Abstract
Background: Acute disseminated encephalomyelitis (ADEM), neuromyelitis optica (NMO), and multiple sclerosis (MS) are demyelinating diseases that manifest with similar MRI findings, including lesions in the brain stem. While differential diagnosis can be achieved by neuroradiologists, accurate interpretation can be challenging. Proper diagnosis is crucial, as these conditions present separate treatment approaches. With the emergence of machine learning, deep learning reconstruction (DLR) has emerged as a promising tool to enhance reading accuracy and efficiency. Thus, this literature review seeks to assess the current ability of DLR in correctly diagnose these demyelinating disorders.

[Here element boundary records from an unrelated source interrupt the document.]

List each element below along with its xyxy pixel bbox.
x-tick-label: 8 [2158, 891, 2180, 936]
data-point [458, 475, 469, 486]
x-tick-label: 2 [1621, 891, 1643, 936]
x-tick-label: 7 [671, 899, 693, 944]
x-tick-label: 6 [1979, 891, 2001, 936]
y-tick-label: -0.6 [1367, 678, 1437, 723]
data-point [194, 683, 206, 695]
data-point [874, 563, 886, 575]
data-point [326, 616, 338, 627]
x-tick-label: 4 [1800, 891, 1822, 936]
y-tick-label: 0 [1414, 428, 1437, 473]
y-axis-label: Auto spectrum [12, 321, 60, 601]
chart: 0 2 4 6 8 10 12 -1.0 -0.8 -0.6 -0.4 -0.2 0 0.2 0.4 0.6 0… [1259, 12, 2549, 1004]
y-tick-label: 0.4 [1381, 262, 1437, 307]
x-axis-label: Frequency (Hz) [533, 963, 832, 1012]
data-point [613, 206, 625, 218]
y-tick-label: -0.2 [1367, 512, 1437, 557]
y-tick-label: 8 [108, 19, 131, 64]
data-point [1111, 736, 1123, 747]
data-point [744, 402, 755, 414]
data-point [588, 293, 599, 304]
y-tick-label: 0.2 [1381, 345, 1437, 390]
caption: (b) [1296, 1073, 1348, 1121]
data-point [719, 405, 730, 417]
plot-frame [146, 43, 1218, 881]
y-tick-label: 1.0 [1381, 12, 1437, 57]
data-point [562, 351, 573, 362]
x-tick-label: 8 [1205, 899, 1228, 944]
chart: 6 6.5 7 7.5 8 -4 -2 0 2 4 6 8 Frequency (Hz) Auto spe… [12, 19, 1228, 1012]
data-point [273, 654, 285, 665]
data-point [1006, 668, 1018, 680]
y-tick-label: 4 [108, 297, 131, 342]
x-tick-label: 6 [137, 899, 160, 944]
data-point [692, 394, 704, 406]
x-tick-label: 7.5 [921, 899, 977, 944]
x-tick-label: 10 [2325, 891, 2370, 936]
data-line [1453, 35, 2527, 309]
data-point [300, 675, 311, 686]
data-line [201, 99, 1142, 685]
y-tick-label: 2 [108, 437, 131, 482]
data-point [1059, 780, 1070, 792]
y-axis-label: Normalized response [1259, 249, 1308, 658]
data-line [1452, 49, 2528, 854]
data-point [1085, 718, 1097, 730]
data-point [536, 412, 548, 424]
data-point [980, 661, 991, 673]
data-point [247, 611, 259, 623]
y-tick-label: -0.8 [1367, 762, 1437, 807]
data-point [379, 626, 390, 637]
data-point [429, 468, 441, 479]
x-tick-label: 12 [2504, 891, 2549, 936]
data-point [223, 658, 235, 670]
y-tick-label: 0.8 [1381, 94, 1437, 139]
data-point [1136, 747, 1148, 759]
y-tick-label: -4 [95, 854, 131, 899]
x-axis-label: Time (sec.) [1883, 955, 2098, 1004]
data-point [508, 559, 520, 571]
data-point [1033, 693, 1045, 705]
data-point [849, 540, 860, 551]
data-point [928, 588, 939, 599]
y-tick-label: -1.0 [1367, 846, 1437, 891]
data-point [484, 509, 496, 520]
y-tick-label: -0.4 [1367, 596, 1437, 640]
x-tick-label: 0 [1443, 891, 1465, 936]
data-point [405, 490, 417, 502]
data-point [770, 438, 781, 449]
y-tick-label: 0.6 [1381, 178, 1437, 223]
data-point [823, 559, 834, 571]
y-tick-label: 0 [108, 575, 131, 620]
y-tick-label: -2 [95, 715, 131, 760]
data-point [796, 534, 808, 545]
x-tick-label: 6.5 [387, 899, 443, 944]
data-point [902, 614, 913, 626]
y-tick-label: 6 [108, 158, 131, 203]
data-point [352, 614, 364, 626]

Methods: An overview of the literature synthesizing information on relevant topics was conducted. Several databases were utilized, such as Pubmed, Scopus, and Google Scholar. Keywords include “deep learning MRI,” “brain stem lesions,” “multiple sclerosis,” “NMO,” and “ADEM.”
Results: Current detection methods focus on morphological changes between the three diseases in conventional MRI. Neuroradiologists were able to detect additional MS brain stem lesions from MRI with DLR than conventional MRI interpretation. Furthermore, deep learning models have been developed to aid in aiding the differentiation of NMO from MS in FLAIR brain MRI. To date, there have been no studies evaluating the efficacy of DLR in the context of ADEM or in distinguishing between these three demyelinating diseases.
Discussion: The capability of machine learning in aiding medical interpretation is evolving with ongoing advancements. Although substantial progress has been made with deep learning algorithms in the diagnosis of demyelinating disorders, further research is necessary to explore its effectiveness, especially concerning ADEM.